«Что брошенный дом возлюблю По выходе в небо…» И кажется ему, что все отдаст он за это, но и сам такой ход желания показывает, что ничего не привык он отдавать, иначе побоялся бы говорить обо всем…
Это стихотворение, быть может, — памятник нашим семидесятым годам, как песни Окуджавы — пятидесятым.
Итак, хозяин оставил меня в своей второй полусекретной квартире. Ее история вкратце. Хорошую предыдущую квартиру они разменяли на две похуже, с тем чтобы одну из этих двух обменять на московскую. Безумная надежда, не так ли? Но нет: нашелся москвич, желающий переехать в Брянск: это его родина.
Оказалось потом, что родина у него еще в Рязани, в Орле, в Калуге, а может, и в других городах, где кто-нибудь говорил, как у Чехова: «В Москву!», и давал о том объявление в газету. Не знаю, только ли в средней и южной России родился этот Николай; может, он скучал и по Еревану, и по Баку, и по Ташкенту, может быть, ностальгия его была всесоюзной, как всесоюзна тоска по Москве, кто знает. Он исчез, к счастью, исчез в недосягаемых психбольницах.
Что он делал у моих хозяев от первого появления до больницы? Он жил два месяца, он ел варенья суповыми ложками, он ходил с моим хозяином на его занятия в музучилище и даже на политинформацию. И там-то, смертельно обидевшись на что-то, после информации про Латинскую Америку он сбежал, оставив пальто свое на вешалке и испепелив хозяина прощальным взглядом. Затем последовала телеграмма из столицы: «Срочно приезжайте все готово обмену».
Ездил хозяин, ездила хозяйка по этой и по следующим телеграммам, денег проездили уйму — и неизменно встречала их запертая на пять замков дверь на Малой Бронной. Окна свои Николай зарешетил так, что это была заодно и светомаскировка. Вероятно, в то время он навещал рязанскую родину.
Все хорошо кончилось, вздохнули хозяева. Ведь мы оставляли его с детьми… Остались две брянские квартиры, одна необитаемая и секретная. Почему секретная? На всякий случай. Еще скажут: две…

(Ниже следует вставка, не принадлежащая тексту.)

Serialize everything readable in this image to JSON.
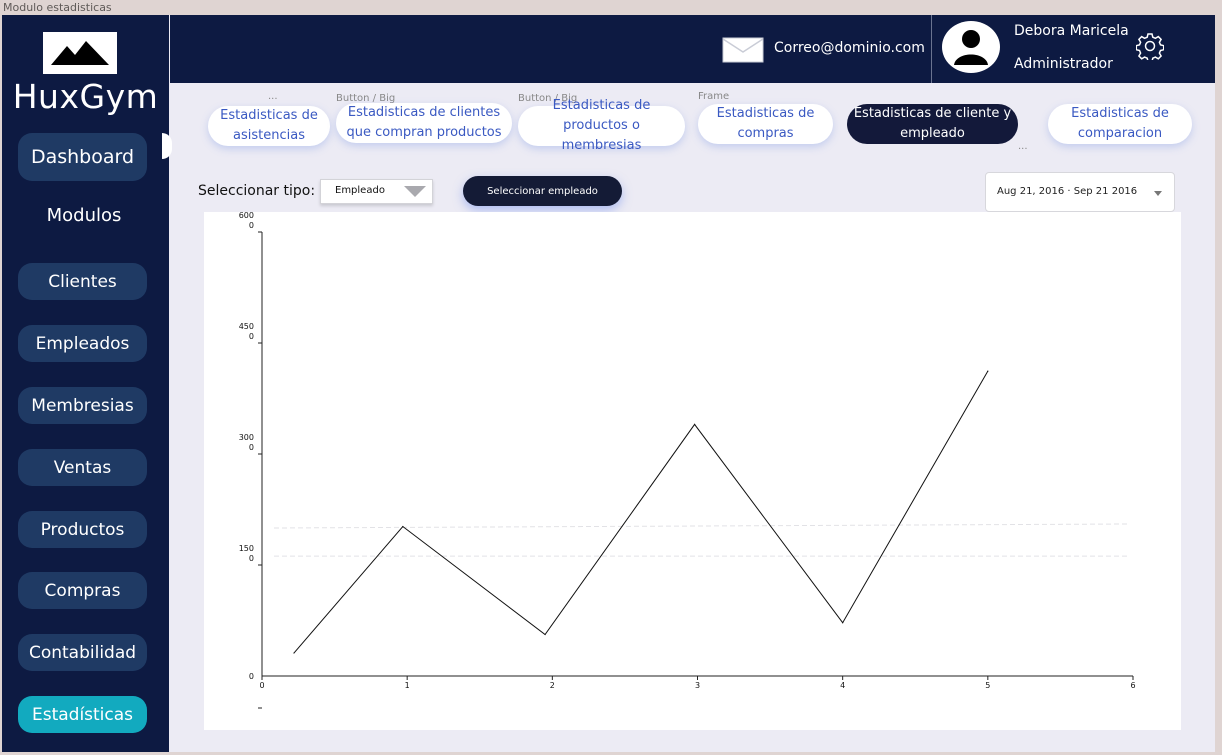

Вот в этой-то секретной квартире засыпая, я услышала сильный и частый стук капель. Тема воды перешла из экстерьера в интерьер — наутро заметил хозяин, но шутка была конвульсивной. Капало из устройства газовой колонки. Я подставила ведро и, доверясь ему, заснула. Первый день был ужасен совершенно неожиданно; кошмар следующего я в общих чертах знала: завод дизелей. Можно было не трепыхаться. Очарование кошмара овладело мной, как бедным Евгением:
…Снилось мне, что я умерла. Это было понятно, и не хотелось проверять, есть ли рука на месте того, что я протягиваю, есть ли тело и т. п. Наверное, тела не было. Но одежда — что вскоре оказалось важно — была.
Что меня нет, я знала не по отсутствию тела, а по ощущению необыкновенной любви, отовсюду ко мне направленной. Живых так не любят, вернее, живые не догадываются, что их так любят. Любовь была воздухом, землей этого коридора или прихожей. Это была прихожая с шубами на вешалке, но при этом долина, и реки в ней текли, как на карте или — как видно с самолета. Реки уходили под землю и возвращались.
И так же, как эти реки, жили обитатели прихожей: они вели мигающее существование. Предо мной стояла Марина Цветаева, перемежаясь куском бирюзы.
— Нам неплохо здесь, — ответила она.
Но не я ее спрашивала. Это Лена Шварц когда-то наяву сказала, что если и М. Ц. несет в загробье наказание за самоубийство, то ей, Лене, ничего не надо.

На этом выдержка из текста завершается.